Analisis Teknikal

Rupiah Siapkan Tameng, Dolar AS Lagi Ngamuk!

Putu Agus Pransuamitra, CNBC Indonesia
28 January 2021 08:59
Karyawan menunjukkan pecahan uang dollar di salah satu tempat penukaran uang di kawasan Blok M, Kebayoran Baru, Jumat (16/3/2018). (CNBC Indonesia/Muhammad Sabki)
Foto: CNBC Indonesia/Muhammad Sabki

Jakarta, CNBC Indonesia - Nilai tukar rupiah menguat tipis 0,04% melawan dolar Amerika Serikat (AS) ke Rp 14.035/US$ pada perdagangan Rabu kemarin.

Rupiah masih mampu menguat meski Dana Moneter Internasional (International Monetary Fund/IMF) memangkas proyeksi pertumbuhan ekonomi Indonesia.

Dalam laporan terbarunya yang bertajuk World Economic Outlook, IMF merevisi turun prospek pertumbuhan ekonomi Indonesia menjadi 4,8% untuk 2021. Lebih rendah 1,3 poin persentase dibanding perkiraan pada Oktober tahun lalu.

Namun, pada perdagangan hari ini, Kamis (28/1/2021) rupiah berisiko tertekan, sebab dolar AS sedang "mengamuk" pasca pengumuman kebijakan moneter bank sentral AS (Federal Reserve/The Fed)

Indeks dolar AS kemarin melesat 0,53% dan berlanjut naik 0,08% ke 90,717 pagi ini. The Fed dalam pengumuman kebijakan moneter dini hari tadi mempertahankan suku bunga < 0,25% dan program pembelian aset (quantitative easing/QE) senilai US$ 120 miliar per bulan.

Meski demikian, The Fed dianggap menunjukkan sikap netral yang membuat dolar AS menguat.

"The Fed konsisten dalam beberapa bulan terakhir melihat risiko masih tueun, tapi kami bisa melihat sikap lebih netral diambil saat ini. Itu artinya ada perubahan yang sedikit hawkish di para komite pembuatan kebijakan moneter," kata John Velis, ahli strategi makro di BNY Mellon, sebagaimana dilansir CNBC International, Kamis (28/1/2021).

Secara teknikal, rupiah yang disimbolkan USD/IDR masih tertahan di atas Rp 14.000/US$ meski sempat dijebol pada Kamis (21/1/2021).

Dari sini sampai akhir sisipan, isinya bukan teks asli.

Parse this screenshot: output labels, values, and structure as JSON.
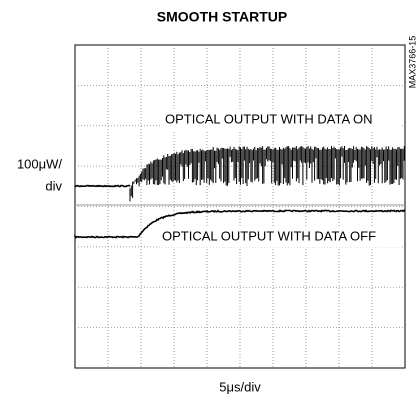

Sehari sebelumnya, rupiah membentuk pola Black Maubozu.

Rupiah kemarin membuka perdagangan di level Rp 14.050/US$, dan mengakhiri perdagangan di Rp 14.020/US$, atau menguat 0,21%. Level terlemah rupiah sama dengan level pembukaan, sementara level terkuat sama dengan level penutupan, sehingga secara teknikal masih mengukir pola Black Marubozu.

Black Marubozu kerap dijadikan sinyal harga suatu instrumen akan menurun lebih lanjut. Dalam hal ini, nilai tukar dolar AS melemah melawan rupiah.

Rupiah saat ini masih berada di bawah 14.050/US$, yang merupakan level atas Black Marubozu, sehingga pola tersebut masih berpotensi memicu penguatan rupiah.

Mata Uang Garuda juga masih di bawah rerata pergerakan (moving average/MA) 50 hari atau MA 50 (garis hijau). Sehingga ruang penguatan terbuka cukup besar.

Pada November 2020 lalu terjadi death cross alias perpotongan MA 50 hari, MA 100 hari (MA 100), dan 200 hari (MA 200). Death cross terjadi dimana MA 50 memotong dari atas ke bawah MA 100 dan 200.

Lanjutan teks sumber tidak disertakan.